Très fortuné mais pas mégalomane, Edouard Michelin n’est pas un patron aux velléités trop expansionnistes ou aux projets fantaisistes. Non, ce quadragénaire est un homme plutôt discret et même spirituel, selon son entourage. Né en 1963, il est le descendant de la famille Michelin et porte d’ailleurs le même prénom que son grand-père, le fondateur de la firme, depuis toujours basée à Clermont-Ferrand.
Son père, François, a dessiné son profil et l’a forgé pour en faire un homme-chef qui lui succèderait aux destinées de l’entreprise. Ce sera chose faite le 11 juin 1999. A ce moment-là, Edouard a déjà une certaine expérience du management de son entreprise, où il a fait son apparition à seize ans, à l’occasion de son premier stage. A cet âge, il est très passionné par les voitures. Vers la fin de ses études, il envisage même de travailler pour un constructeur automobile. Mais la volonté de poursuivre l’oeuvre de ses aïeuls va l’emporter. En effet, il n’a que vingt et un ans lorsqu’il part en formation aux Etats-Unis, au Centre de Recherche de Michelin, à Greenville, en Caroline du Sud. A son retour, il rejoint officiellement l’entreprise (1985) où on le surnomme déjà «l’Américain». En 1989, il finit ses études d’ingénieur à l’Ecole Centrale, puis occupe une série de fonctions : chef d’équipe, puis chef de fabrication dans l’une des usines de Michelin (en Saône-et-Loire) et même directeur commercial de l’entreprise. Mais cela ne durera pas longtemps, puisqu’en 1991, Edouard reprend le large pour les USA. Selon lui, «il y a, culturellement, en Amérique du Nord, une capacité à évoluer plus vite qu’en Europe».
Là-bas, il est nommé «President and Chief Operating Officer» pour Michelin North America. Entre-temps, La firme de Clermont-Ferrand a racheté Uniroyal-Goodrich et est devenue leader mondial du pneu. Edouard prend la direction industrielle de l’ensemble des usines nord-américaines, ainsi que la responsabilité du commerce et de la distribution des pneumatiques poids lourd. Des fonctions qu’il exerce sous la houlette d’un certain Carlos Gohsn, qui supervise alors l’ensemble du secteur nord-américain pour Michelin.
De cet homme, qui dirige aujourd’hui Nissan, Edouard apprendra beaucoup en matière de management. Particulièrement en matière sociale. Ainsi, nommé cogérant depuis 1991, aux côtés de (son père) François Michelin et de René Zingraff, il va, à la mi-93, annoncer à la fois 7.500 suppressions de postes et une progression de 20% des résultats de l’entreprise. Plus qu’un fait paradoxal et une décision qui choque tout le pays, cette réduction d’effectif est justifiée, selon lui, par une nécessité de «préparer l’entreprise aux forces de demain».

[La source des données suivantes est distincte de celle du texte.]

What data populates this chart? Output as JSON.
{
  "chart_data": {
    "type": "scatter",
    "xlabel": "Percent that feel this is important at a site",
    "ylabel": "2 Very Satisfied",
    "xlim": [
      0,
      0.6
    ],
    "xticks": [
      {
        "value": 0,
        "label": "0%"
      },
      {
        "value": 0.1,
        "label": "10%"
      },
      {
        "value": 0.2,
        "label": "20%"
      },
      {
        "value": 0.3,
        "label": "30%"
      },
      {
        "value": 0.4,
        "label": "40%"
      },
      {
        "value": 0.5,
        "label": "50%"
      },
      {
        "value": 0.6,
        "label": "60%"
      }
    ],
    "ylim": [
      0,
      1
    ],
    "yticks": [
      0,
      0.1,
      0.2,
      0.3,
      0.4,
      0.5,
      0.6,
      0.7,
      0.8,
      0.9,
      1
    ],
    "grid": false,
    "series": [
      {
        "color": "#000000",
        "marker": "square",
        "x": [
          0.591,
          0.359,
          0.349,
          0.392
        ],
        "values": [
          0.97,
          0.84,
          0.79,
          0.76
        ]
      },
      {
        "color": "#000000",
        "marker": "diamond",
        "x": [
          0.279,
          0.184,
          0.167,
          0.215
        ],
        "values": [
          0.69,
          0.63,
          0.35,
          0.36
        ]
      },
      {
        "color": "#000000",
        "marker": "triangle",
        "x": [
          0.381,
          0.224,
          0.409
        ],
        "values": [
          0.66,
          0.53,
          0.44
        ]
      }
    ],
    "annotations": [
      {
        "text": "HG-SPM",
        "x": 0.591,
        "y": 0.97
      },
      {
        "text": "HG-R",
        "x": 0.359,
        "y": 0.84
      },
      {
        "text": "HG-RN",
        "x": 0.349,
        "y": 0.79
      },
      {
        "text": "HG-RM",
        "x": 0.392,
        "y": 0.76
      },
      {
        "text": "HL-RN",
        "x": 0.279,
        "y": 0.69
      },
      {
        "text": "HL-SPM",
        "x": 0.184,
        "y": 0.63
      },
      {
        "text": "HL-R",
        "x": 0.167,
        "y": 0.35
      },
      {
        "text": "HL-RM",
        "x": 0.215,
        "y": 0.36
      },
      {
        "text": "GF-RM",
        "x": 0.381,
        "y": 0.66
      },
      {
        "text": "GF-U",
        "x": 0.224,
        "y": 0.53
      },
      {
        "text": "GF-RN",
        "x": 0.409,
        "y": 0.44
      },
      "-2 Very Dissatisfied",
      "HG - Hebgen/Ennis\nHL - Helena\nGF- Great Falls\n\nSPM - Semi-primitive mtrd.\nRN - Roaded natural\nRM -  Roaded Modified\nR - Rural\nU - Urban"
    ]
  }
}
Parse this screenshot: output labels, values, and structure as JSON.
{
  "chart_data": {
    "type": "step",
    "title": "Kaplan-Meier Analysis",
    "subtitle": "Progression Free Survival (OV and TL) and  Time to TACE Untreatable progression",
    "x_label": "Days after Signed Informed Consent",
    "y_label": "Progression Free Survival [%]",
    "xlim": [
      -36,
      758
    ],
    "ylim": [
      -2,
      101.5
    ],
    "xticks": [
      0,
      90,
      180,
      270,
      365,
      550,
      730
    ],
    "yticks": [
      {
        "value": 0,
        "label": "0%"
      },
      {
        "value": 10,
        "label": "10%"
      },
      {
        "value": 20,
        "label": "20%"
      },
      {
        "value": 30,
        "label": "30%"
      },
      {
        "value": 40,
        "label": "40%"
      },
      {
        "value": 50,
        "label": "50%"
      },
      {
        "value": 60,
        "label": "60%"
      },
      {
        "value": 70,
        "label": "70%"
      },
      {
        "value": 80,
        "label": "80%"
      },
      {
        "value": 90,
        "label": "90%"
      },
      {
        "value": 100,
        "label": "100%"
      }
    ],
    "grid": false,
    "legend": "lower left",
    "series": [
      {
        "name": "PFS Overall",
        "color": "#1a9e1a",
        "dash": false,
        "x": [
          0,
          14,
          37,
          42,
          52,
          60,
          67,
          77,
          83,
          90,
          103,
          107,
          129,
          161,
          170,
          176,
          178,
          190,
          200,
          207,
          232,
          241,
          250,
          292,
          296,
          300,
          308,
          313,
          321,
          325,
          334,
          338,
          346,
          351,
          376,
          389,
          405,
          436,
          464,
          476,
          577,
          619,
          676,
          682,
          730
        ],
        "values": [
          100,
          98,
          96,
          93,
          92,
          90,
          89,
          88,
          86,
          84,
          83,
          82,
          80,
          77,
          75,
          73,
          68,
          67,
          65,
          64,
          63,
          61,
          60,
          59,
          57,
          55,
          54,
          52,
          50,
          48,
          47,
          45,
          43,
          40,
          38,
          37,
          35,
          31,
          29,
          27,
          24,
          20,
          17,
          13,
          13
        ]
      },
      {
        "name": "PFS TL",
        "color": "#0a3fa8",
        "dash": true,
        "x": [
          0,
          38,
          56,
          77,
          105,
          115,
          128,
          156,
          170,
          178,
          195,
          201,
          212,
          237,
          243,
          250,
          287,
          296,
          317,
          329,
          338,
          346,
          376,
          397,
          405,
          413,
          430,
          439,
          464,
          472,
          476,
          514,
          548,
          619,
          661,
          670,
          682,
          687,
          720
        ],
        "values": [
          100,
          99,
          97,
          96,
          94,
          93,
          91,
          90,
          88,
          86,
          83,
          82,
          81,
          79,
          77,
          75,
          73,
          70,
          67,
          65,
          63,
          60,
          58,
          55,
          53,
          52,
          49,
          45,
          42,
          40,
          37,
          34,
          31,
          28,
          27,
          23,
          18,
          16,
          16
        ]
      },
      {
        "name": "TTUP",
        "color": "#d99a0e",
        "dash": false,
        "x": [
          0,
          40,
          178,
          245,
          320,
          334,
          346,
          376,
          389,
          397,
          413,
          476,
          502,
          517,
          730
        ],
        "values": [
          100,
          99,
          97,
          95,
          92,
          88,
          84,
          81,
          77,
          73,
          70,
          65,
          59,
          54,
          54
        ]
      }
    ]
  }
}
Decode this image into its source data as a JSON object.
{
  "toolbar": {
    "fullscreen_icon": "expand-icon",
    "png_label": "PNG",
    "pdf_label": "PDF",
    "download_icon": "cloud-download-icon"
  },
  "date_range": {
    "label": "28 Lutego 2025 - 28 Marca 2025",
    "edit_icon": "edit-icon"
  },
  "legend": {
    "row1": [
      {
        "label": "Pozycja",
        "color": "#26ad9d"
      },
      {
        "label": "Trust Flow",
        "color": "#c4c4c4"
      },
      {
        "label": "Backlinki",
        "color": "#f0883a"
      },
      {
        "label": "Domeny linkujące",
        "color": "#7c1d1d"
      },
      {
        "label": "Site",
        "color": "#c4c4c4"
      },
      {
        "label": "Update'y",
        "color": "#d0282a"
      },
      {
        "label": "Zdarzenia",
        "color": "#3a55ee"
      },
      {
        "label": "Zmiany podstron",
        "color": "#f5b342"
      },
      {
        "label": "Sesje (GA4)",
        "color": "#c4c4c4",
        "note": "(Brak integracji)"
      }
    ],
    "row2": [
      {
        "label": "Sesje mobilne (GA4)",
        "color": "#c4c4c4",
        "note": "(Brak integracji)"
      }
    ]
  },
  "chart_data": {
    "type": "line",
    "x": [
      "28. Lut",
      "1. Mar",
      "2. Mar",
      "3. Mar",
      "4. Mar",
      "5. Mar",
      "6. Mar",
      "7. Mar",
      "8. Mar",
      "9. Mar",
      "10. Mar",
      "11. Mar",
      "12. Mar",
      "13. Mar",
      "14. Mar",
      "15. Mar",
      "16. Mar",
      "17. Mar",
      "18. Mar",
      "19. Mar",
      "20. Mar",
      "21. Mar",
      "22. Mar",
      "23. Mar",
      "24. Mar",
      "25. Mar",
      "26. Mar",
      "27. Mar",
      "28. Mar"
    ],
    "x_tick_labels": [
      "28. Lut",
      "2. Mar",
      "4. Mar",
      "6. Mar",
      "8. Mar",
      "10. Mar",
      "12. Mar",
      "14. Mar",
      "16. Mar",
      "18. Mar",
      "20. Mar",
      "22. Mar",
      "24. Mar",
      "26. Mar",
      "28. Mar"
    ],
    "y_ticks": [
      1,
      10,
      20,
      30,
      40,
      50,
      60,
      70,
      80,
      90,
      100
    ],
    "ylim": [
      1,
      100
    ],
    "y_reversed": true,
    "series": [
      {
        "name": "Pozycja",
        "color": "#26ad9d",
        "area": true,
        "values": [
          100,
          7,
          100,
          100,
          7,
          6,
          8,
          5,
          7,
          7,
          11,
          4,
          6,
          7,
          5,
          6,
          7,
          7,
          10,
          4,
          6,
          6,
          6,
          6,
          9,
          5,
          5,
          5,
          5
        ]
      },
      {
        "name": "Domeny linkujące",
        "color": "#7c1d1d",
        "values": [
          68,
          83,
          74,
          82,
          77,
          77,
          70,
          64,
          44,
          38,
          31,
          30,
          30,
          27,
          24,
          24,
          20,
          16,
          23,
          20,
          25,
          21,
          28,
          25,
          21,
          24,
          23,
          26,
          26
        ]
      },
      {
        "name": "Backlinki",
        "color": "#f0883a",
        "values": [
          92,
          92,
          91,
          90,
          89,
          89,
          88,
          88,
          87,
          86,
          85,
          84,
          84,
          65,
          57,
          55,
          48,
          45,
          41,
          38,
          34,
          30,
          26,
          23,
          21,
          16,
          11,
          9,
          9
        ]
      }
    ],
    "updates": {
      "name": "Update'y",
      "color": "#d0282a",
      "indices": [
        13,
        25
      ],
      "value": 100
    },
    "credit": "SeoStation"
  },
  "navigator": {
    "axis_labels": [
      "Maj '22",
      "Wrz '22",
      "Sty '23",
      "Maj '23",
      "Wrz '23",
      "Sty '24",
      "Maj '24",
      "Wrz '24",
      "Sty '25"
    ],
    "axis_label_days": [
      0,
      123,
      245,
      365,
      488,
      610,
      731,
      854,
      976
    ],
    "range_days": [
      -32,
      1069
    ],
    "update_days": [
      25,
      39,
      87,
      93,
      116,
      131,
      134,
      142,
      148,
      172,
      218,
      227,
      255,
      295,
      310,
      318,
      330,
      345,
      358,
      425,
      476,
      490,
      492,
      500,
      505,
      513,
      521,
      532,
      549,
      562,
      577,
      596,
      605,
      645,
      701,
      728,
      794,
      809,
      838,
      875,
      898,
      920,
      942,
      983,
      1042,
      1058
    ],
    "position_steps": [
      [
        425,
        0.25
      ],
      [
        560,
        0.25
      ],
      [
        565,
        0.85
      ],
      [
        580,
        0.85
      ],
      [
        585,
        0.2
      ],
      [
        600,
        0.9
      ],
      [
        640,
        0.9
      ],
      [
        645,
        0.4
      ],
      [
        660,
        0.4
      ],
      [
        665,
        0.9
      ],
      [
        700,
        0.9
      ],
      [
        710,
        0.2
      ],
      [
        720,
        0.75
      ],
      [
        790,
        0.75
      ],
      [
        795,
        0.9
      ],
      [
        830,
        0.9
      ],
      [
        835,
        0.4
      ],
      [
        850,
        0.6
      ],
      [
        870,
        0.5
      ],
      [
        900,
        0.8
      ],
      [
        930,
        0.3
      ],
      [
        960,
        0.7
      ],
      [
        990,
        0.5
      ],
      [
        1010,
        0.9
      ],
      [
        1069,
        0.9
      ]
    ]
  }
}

Et pour préparer l’avenir de Michelin, Edouard a un oeil averti sur la concurrence, dans un marché qui connaît parfois le déclin. Sa recette : l’innovation ! Voilà plus d’une décennie que l’intelligentsia de Michelin rivalise d’ingéniosité pour développer de nouveaux concepts et des produits inédits, dont le Pax System, premier pneu à permettre le roulage à plat.
En privé, ce père de famille, à la quarantaine accomplie est connu pour son élégance et sa discrétion. Amateur de chant grégorien et de marche en montagne, il a également une passion pour le ballon ovale. D’où le sponsoring de Michelin pour l’équipe de rugby de Clermont-Ferrand qui a d’ailleurs déjà disputé une finale du championnat de France. Soucieux de l’image de marque de son entreprise, Edouard parraine des manifestations à dimension internationale ou en organise à sa propre initiative. C’est le cas du «Michelin Challenge Bibendum», un événement fédérateur de tous les acteurs de l’automobile mondiale et placé sous le signe de la recherche en matière des technologies dites propres ou écologiques. C’est aussi grâce à lui que le siège social de l’entreprise s’est refait une beauté. En effet, les vieux bâtiments qui portent l’enseigne Michelin sont désormais masqués par une vaste serre en verre de 21 mètres de haut. Et, petite anecdote nullement fortuite : cette vitrine abrite des hévéas, la plante qui produit le latex indispensable à la fabrication du caoutchouc. Une matière qui a fait la fortune et la renommée de la petite firme de Clermont.